Bringing knowledge for preservation of ecological diversity by promoting environmental literacy.
What is a Raptor?
Eagles, hawks, falcons, owls, kites, osprey and harriers are all raptors! Their beaks are hooked, rather than straight, and they seize and kill their quarry using powerful feet and sharp talons. In the annals of human history, raptors have always been an integral part of mankind’s material and spiritual world. Over 4,000 years ago raptors began to be used in some cultures to help put food on the table via the art and science of falconry. Spiritually, they symbolize the highest aspirations of purpose, power, clarity, and focus. Eagles, for instance, are mentioned in virtually all of the great religious texts, and they are central to the spiritual beliefs of many of America’s native peoples.
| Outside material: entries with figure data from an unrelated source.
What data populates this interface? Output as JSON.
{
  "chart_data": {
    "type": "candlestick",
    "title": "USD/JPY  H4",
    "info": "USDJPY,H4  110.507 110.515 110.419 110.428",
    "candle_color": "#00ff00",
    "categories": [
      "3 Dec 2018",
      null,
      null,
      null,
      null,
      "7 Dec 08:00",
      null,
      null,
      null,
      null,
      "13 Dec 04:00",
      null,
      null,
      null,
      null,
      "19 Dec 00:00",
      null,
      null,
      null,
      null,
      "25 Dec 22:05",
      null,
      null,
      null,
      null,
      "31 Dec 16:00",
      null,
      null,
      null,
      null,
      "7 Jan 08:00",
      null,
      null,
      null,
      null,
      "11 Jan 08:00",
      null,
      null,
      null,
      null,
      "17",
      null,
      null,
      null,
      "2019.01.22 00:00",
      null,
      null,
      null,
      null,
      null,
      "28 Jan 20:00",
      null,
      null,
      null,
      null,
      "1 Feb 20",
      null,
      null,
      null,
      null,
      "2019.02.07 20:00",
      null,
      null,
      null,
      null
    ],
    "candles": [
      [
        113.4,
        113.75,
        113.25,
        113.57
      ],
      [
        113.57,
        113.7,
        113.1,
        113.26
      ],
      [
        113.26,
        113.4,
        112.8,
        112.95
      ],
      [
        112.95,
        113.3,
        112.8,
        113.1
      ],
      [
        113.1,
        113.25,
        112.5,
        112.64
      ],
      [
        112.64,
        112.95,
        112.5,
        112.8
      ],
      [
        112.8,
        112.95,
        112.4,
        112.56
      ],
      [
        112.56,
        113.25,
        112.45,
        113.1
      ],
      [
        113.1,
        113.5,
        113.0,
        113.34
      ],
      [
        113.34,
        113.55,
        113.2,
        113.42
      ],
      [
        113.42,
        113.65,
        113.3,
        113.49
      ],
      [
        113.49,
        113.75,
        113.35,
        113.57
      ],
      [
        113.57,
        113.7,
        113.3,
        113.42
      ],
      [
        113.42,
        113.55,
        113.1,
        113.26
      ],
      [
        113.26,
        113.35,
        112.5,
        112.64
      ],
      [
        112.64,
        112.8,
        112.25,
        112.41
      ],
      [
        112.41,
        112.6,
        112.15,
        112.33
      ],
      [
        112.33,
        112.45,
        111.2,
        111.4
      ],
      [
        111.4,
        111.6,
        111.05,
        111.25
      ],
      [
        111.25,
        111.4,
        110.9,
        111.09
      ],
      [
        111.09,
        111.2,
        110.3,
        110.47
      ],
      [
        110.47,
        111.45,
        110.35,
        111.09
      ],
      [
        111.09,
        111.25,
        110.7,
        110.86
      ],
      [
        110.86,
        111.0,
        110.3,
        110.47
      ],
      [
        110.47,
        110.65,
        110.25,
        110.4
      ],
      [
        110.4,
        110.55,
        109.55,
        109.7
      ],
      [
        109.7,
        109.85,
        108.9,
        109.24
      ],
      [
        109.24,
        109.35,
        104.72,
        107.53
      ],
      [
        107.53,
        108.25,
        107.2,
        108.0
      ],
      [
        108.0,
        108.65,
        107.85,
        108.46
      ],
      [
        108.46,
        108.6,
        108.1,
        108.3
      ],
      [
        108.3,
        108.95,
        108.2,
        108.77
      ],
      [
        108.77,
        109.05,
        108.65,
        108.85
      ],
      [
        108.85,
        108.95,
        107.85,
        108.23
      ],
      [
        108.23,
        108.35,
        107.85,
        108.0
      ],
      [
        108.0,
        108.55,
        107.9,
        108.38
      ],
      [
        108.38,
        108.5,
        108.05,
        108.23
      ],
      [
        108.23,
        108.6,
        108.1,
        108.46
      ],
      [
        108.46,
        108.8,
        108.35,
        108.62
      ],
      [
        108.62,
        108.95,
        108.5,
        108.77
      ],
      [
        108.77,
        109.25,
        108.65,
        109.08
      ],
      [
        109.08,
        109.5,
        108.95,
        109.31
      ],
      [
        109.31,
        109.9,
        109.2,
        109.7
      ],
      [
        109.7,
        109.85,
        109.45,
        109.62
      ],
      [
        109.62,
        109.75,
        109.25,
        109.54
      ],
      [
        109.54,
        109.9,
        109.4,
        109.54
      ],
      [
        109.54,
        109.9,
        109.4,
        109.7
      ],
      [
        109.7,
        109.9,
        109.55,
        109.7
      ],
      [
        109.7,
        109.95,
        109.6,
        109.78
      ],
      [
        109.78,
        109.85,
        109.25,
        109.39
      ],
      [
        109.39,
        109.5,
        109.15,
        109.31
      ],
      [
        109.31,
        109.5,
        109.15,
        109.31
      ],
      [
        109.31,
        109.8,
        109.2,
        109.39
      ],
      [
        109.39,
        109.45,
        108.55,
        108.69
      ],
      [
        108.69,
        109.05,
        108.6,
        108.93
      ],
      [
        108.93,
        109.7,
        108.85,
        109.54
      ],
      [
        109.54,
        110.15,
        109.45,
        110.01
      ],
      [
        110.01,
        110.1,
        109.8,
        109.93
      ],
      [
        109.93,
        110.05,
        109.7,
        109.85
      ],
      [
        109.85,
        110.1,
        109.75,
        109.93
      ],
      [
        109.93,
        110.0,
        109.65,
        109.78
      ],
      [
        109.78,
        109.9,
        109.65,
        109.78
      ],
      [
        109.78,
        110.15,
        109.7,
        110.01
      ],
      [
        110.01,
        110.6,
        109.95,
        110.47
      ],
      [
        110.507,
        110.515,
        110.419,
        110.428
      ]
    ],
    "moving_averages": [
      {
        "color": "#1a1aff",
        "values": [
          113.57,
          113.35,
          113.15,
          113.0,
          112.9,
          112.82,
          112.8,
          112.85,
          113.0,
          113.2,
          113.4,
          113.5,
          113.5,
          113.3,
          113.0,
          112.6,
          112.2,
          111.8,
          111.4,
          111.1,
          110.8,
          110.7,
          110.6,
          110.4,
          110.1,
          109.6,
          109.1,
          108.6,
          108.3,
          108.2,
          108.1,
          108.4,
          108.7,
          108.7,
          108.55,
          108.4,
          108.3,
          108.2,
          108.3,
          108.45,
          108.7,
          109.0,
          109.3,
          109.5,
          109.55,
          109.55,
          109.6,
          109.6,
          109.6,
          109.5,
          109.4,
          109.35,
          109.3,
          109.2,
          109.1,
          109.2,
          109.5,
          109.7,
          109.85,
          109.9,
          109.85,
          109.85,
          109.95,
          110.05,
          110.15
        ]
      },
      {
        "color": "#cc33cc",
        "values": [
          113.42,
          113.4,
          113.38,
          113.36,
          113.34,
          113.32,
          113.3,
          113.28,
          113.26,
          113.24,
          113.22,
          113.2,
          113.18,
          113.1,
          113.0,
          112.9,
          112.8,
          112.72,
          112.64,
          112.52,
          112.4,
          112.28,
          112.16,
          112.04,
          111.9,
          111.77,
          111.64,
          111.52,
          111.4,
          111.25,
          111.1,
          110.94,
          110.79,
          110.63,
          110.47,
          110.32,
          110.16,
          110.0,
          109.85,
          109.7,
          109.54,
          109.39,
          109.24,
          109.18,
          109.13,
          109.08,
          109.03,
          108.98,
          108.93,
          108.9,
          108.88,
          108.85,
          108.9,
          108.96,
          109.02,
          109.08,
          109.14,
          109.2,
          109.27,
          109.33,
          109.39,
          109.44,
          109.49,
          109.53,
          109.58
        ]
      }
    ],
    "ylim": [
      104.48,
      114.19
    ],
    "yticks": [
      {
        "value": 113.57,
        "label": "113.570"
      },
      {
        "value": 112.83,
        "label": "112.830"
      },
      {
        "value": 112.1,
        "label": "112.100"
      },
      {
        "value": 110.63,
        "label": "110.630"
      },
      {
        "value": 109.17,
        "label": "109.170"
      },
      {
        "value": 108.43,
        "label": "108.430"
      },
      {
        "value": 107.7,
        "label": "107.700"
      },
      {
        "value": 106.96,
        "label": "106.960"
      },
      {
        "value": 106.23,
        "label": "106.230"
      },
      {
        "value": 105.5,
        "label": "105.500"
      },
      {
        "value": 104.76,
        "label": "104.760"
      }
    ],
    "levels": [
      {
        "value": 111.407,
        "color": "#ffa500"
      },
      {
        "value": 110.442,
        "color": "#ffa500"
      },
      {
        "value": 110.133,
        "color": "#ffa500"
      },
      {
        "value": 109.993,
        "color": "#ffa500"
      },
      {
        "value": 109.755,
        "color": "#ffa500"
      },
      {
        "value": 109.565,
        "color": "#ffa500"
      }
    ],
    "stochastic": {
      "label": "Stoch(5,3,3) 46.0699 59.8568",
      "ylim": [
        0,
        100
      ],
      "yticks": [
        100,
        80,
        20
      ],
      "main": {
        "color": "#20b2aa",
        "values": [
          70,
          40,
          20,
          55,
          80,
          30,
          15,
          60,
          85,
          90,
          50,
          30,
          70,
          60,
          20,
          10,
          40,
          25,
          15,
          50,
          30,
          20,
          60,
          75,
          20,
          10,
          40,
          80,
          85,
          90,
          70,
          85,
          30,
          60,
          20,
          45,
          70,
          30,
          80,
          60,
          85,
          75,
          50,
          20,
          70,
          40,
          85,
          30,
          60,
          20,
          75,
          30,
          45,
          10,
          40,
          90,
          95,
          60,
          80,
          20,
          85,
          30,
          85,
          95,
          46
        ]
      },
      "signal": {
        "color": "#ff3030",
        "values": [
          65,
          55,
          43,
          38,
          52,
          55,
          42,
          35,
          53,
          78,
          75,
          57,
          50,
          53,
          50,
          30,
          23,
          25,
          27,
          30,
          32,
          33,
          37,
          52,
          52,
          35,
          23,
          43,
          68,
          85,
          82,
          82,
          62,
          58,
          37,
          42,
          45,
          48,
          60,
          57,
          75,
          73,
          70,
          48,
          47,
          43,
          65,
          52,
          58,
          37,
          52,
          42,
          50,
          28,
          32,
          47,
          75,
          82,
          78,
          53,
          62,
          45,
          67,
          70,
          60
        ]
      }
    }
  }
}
Today, scientists use raptors as barometers of environmental health. Drastic declines in the populations of Bald Eagles and Peregrine Falcons, for example, pointed to the larger problems posed by habitat disturbance and destruction, environmental toxins, and shootings to name a few. The Raptor Education Foundation (REF) uses these magnificent birds as ambassadors for the vast “silent majority” of living creatures: the diversity of plants and animals that creates and supports human life. The raptors in the Foundation’s care are permanently impaired, unable to survive any longer in the wild. Instead, they have found a new home and a new role as educators, and nature’s ambassadors. In a technological age they connect us back to the elemental forces of nature. In a digitally scattered and clouded culture, they focus our vision. In a world trapped by a myriad of abstractions, raptors help connect us back to the primary organic realm. REF is not a rehabilitation facility. REF takes over when rehab fails and provides these magnificent birds a meaningful sanctuary to live out the rest of their lives. Eagles in captivity, by the way, can easily live 50-60 years.